Archive for September, 2010

Quoted Name Searching in Pyparsing with searchparser.py

Friday, September 17th, 2010

The searchparser.py module has a flaw when it comes to quoted phrases with punctuation.

Searching for something like this:

“C. Montgomery Burns, Esq.”

results in a nasty stacktrace:

Traceback (most recent call last):
  File "searchparser.py", line 302, in 
    if ParserTest().Test():
  File "searchparser.py", line 289, in Test
    r = self.Parse(item)
  File "searchparser.py", line 170, in Parse
    return self.evaluate(self._parser(query)[0])
  File "/var/lib/python-support/python2.5/pyparsing.py", line 1049, in parseString
    loc, tokens = self._parse( instring, 0 )
  File "/var/lib/python-support/python2.5/pyparsing.py", line 925, in _parseNoCache
    loc,tokens = self.parseImpl( instring, preloc, doActions )
  File "/var/lib/python-support/python2.5/pyparsing.py", line 2560, in parseImpl
    return self.expr._parse( instring, loc, doActions, callPreParse=False )
  File "/var/lib/python-support/python2.5/pyparsing.py", line 925, in _parseNoCache
    loc,tokens = self.parseImpl( instring, preloc, doActions )
  File "/var/lib/python-support/python2.5/pyparsing.py", line 2431, in parseImpl
    raise maxException
pyparsing.ParseException: Expected """ (at char 2), (line:1, col:3)

The reason is that words in searchparser.py are defined as consisting of just letters and numbers (or alphanums, in pyparsing-speak) in lines 94 and 95:

Word(alphanums)

The solution is to define a string which contains all the possible punctuation characters to expect in a quoted search string, and include it in the parser grammar for word.

For example, for people’s names, the likely punctuation characters to expect are:

punctuation = ",.'`&-"

So, using that definition at the start of the parser(self) method, we edit the lines for operatorWord() to look like this:

operatorWord = Group(Combine(Word(alphanums+punctuation) + Suppress('*'))).setResultsName('wordwildcard') | \
                    Group(Word(alphanums+punctuation)).setResultsName('word')

With that change, we can find Monty Burns using his exact name, periods and commas included.



Creating and Sending Emails with File Attachments in Python

Saturday, September 4th, 2010

This is a good example of how to create and send emails with file attachments in Python.

It assumes, however, that every attached file is binary, and uses a generic application/octet-stream mimetype for each.

It also makes encoding assumptions about the strings passed to the Subject line, recipient email addresses, and the message body text which may be incorrect in actual use.

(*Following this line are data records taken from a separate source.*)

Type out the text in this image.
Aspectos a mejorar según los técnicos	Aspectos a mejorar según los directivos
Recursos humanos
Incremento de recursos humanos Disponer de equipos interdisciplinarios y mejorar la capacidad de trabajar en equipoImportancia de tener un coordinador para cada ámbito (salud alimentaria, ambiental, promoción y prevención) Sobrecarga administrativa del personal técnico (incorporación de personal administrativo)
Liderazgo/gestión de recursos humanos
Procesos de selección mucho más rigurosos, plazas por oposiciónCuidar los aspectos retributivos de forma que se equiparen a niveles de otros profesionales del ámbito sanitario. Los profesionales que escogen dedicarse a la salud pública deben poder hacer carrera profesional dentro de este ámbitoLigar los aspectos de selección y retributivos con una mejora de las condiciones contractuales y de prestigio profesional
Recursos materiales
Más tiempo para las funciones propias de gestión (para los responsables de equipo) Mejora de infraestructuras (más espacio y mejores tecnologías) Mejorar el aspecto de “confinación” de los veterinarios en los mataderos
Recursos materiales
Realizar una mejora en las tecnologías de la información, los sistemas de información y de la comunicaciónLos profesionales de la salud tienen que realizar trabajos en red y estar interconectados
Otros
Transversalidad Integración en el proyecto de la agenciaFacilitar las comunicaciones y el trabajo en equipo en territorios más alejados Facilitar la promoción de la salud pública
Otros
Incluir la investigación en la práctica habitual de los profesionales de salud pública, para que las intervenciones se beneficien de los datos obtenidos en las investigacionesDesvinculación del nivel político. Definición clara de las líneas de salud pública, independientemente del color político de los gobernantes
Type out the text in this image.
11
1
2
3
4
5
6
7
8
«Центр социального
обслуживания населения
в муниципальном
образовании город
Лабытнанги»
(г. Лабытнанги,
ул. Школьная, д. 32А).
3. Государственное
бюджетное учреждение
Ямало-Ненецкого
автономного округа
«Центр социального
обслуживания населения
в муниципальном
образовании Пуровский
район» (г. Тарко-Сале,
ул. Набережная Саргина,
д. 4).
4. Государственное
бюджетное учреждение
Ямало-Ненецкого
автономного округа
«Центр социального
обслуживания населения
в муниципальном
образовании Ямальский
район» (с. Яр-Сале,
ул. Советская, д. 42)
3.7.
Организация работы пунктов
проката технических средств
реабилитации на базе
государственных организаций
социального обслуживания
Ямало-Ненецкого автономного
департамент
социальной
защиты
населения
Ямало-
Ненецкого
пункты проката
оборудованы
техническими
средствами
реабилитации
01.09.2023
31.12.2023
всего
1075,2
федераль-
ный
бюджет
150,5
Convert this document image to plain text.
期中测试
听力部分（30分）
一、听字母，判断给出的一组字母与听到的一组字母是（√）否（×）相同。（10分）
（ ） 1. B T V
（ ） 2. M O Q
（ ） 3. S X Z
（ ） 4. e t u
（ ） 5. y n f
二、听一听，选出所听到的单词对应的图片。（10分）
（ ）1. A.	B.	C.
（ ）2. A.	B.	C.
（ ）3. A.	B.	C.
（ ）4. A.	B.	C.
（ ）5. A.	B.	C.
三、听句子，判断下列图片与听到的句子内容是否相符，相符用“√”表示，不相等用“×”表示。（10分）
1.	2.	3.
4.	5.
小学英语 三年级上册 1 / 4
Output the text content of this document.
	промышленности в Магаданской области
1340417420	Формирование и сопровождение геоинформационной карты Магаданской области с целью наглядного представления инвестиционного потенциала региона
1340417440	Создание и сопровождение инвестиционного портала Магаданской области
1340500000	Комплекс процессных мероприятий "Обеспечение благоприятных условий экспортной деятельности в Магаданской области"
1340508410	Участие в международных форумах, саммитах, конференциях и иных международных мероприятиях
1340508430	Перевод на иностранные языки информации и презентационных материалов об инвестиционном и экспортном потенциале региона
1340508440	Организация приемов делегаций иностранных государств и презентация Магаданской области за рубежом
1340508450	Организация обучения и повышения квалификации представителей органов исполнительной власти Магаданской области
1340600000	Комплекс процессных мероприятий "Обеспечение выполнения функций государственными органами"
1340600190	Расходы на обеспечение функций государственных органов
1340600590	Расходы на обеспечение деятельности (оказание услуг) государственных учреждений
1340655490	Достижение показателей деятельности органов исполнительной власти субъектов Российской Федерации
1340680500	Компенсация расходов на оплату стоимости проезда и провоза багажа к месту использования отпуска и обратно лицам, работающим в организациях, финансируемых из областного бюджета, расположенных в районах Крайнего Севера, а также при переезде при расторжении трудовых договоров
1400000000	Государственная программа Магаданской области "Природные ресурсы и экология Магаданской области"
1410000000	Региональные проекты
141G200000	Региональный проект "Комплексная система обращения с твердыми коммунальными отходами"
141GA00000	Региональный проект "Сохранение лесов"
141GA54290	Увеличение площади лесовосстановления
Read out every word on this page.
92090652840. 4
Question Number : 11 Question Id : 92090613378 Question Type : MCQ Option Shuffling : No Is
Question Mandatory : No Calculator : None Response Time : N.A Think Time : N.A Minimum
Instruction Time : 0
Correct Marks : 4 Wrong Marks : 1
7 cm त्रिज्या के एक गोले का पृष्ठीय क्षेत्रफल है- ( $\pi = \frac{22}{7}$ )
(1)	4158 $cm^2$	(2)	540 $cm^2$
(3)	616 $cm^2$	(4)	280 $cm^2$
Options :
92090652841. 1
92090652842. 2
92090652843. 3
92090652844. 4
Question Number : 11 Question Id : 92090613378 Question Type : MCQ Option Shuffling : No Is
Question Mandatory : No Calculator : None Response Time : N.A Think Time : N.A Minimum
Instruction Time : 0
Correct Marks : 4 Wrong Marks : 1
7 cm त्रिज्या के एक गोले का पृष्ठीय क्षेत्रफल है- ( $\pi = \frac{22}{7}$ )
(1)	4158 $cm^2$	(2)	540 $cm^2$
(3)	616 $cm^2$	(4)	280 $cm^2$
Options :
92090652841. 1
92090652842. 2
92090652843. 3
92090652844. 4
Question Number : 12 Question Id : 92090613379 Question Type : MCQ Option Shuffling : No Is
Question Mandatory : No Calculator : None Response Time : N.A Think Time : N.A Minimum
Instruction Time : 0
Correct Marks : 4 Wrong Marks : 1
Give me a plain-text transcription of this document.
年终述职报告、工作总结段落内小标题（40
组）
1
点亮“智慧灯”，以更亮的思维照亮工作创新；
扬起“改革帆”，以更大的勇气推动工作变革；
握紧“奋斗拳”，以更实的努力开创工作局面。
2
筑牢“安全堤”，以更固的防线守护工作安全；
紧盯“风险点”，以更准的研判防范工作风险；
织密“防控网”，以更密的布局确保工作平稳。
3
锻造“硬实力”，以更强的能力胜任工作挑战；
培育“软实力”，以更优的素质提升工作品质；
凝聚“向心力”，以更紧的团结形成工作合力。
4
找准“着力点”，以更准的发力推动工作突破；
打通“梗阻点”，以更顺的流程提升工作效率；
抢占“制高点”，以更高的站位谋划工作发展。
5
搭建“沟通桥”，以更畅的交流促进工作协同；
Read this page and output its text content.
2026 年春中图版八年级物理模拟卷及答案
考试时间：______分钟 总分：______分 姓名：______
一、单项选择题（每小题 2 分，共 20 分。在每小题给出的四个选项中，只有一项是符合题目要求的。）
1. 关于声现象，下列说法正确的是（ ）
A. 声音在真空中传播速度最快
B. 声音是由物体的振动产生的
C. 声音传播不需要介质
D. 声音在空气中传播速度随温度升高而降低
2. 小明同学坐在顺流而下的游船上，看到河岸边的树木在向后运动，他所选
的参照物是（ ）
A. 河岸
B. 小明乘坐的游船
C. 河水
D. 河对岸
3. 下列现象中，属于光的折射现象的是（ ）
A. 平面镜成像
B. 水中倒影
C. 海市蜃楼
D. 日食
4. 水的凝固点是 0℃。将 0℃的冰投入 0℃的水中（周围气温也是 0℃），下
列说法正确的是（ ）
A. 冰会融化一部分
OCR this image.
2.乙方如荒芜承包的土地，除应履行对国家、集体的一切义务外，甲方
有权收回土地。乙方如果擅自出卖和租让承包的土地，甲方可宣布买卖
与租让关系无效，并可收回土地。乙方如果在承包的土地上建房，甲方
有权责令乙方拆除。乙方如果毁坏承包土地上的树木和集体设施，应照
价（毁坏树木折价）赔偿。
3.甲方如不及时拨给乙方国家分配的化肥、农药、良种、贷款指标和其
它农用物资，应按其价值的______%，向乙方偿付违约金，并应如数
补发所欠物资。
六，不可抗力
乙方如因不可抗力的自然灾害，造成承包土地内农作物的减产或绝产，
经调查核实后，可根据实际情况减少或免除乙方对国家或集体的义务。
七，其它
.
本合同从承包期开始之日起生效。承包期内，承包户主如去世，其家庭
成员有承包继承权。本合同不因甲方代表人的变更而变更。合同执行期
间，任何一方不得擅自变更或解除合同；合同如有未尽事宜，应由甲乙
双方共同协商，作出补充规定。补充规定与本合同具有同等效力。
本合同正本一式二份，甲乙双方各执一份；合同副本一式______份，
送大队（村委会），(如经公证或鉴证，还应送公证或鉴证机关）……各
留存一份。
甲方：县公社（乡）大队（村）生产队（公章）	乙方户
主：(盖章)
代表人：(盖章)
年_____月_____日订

This updated version addresses those potential problems, no pun intended.

Attached File Mimetype

Instead of assuming application/octet-stream, we can use the python-magic module (available here, here, or by apt-get install python-magic on Debian and Ubuntu systems) to determine it explicitly:

MIME_MAGIC = None
try:
    import magic
    MIME_MAGIC = magic.open(magic.MAGIC_MIME)
    MIME_MAGIC.load()
except ImportError:
    pass
    
def get_file_mimetype (filename):
    """Return the mimetype string for this file"""
    result = None
    if MIME_MAGIC:
        try:
            result = MIME_MAGIC.file(filename)
        except (IOError):
            pass
    return result

The get_file_mimetype() function returns a string in the form 'Content-Type major type/Content-Type minor type', e.g. 'text/plain charset=us-ascii', 'application/pdf', etc.

Now we can change the loop that attaches files to the message from this:

    for file in files:
        part = MIMEBase('application', "octet-stream")
        part.set_payload( open(file,"rb").read() )
        Encoders.encode_base64(part)
        part.add_header('Content-Disposition', 'attachment; filename="%s"'
                       % os.path.basename(file))
        msg.attach(part)

To this, below. Note that since the mimetype can be text, we change the file read flag from “rb” (binary) to just “r”, as necessary.

    for file in files:
 
        file_read_flags = "rb"
        try:
            mimestring = get_file_mimetype(file)
            if mimestring.startswith('text'):
                file_read_flags = "r"
            mimestring_parts = mimestring.split('/')
            part = MIMEBase(mimestring_parts[0], mimestring_parts[1])
        except AttributeError, IndexError:
            # cannot determine the mimetype so use the generic 'application/octet-stream'
            part = MIMEBase('application', 'octet-stream')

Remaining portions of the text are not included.